There are some refinements that would improve your structure. Your opening descriptions of the diner for example, which come and go should all be incorporated at the top.

Write a new para to intro BILL. It's a new shot.

At a corner booth BILL DOUGLAS, (give us an exact age), sits

Your use of parentheticals is overdone.

Forging a bond etc. You need to show this bond forming not write it as a novel passage. Same with the 'shared stories' bit below.

As the transition from day to night unfolds, the diner
becomes a haven of shared stories and newfound hope, fueled
by the unlikely friendship between Bill and Vin.


Also, the transition is not needed or correctly formatted.
The change in the Slugline will indicate NIGHT and perhaps a descriptive sentence about the shadows lengthening, people coming and going etc.

VIN
(revealing)                (no need for this parenthetical)
Legend has it that they had the
power to grant wishes. Pure,
heartfelt wishes. Unfortunately
they were all slaughtered. But
something strange and magical
happened, their blood seeped out
onto this cooler of all places. And
now it has the same ability. Just
imagine... all you had to do was
wish for something, and it would be
granted.


Too long imho. Stop at wishes, heartfelt is not needed.
How were they slaughtered? It's a bit glib the way that part of the legend is glossed over, and a throwaway that description.

A cooler? I know that was one of your parameters but perhaps it's what's inside the cooler that is magical? Or change it now that the parameters don't apply.

It demands a life for
each wish.


Been done before, but it's a good premise for Horror.

VIN
(smiling)
Belief, my friend, is a choice we
make. It's about embracing the
power of imagination and holding
onto hope, even when the world
seems bleak. We may not fully
understand the mysteries of this
world, but sometimes, it's the
belief in the extra-ordinary that
brings forth the extraordinary


You could condense this (above) and wouldn't lose much of the sentiment.

Something like:
Belief, my friend is about holding onto hope. It's about embracing the mysteries of this world and believing in the extraordinary over the ordinary.

A few typos throughout : cry's cries nocked, knocked etc.

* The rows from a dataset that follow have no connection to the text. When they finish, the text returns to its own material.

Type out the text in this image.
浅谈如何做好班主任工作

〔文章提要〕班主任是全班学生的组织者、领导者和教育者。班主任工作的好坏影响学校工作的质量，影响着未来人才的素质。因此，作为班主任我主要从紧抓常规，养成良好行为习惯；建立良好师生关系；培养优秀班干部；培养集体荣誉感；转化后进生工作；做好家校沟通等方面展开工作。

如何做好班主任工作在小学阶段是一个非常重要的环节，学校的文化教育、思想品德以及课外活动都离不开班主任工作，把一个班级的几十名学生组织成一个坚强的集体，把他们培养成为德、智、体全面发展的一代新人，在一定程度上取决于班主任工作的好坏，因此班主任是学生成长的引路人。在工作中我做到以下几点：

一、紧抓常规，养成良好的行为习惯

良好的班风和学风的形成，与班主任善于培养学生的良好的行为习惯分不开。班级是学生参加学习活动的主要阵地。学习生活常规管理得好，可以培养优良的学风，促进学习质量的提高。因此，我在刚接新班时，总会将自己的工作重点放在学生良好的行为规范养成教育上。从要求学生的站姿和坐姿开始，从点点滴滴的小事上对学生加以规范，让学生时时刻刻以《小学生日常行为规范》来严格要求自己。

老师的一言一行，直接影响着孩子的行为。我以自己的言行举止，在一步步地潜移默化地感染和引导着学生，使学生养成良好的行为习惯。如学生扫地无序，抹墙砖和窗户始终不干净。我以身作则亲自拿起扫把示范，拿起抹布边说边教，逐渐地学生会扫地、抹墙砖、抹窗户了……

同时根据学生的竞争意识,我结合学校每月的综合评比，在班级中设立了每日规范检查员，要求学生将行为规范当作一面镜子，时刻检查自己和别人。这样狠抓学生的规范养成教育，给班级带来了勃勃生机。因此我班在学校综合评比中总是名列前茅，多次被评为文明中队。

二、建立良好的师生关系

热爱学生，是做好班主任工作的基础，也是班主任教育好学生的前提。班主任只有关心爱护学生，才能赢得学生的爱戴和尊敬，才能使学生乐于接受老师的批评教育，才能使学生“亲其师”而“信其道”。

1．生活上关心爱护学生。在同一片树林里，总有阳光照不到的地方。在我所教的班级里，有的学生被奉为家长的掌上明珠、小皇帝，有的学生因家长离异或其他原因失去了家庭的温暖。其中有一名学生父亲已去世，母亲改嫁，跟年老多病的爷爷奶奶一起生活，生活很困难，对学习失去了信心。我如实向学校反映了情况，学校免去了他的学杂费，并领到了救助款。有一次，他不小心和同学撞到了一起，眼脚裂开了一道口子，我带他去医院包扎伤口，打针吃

Your final lines would have to be Superimposed for an audience to read your final message. And it didn't make sense to me - see below. *

The story itself is quite convoluted. A mix of absurdist horror, heartfelt drama, and big doses of horror, or at least gore.

Bill doesn't seem to grasp the meaning of every time he makes a wish it results in the death of someone. At the beginning a man drops dead (all because Bill really wanted pie?). And everyone's oblivious? An entire family drops dead, robbers come into the diner (that was a really unexpected event), robber ends up with his head in a box - I suppose you could say he got his just desserts - and Lucy drops dead as well.

It was just a bit all over the joint for me. A bit confusing too.

* The message at the end with Bill giving his life for his wife - at least that's what I think happened? But then all of it couldn't even have happened without the magic cooler, and yet your message says the greatest gift is not the cooler, but love? And Vin returns as well?

A mixed bag for me but I think this could be revamped without the strict parameters and the deadline.

Hope to see more of you around here.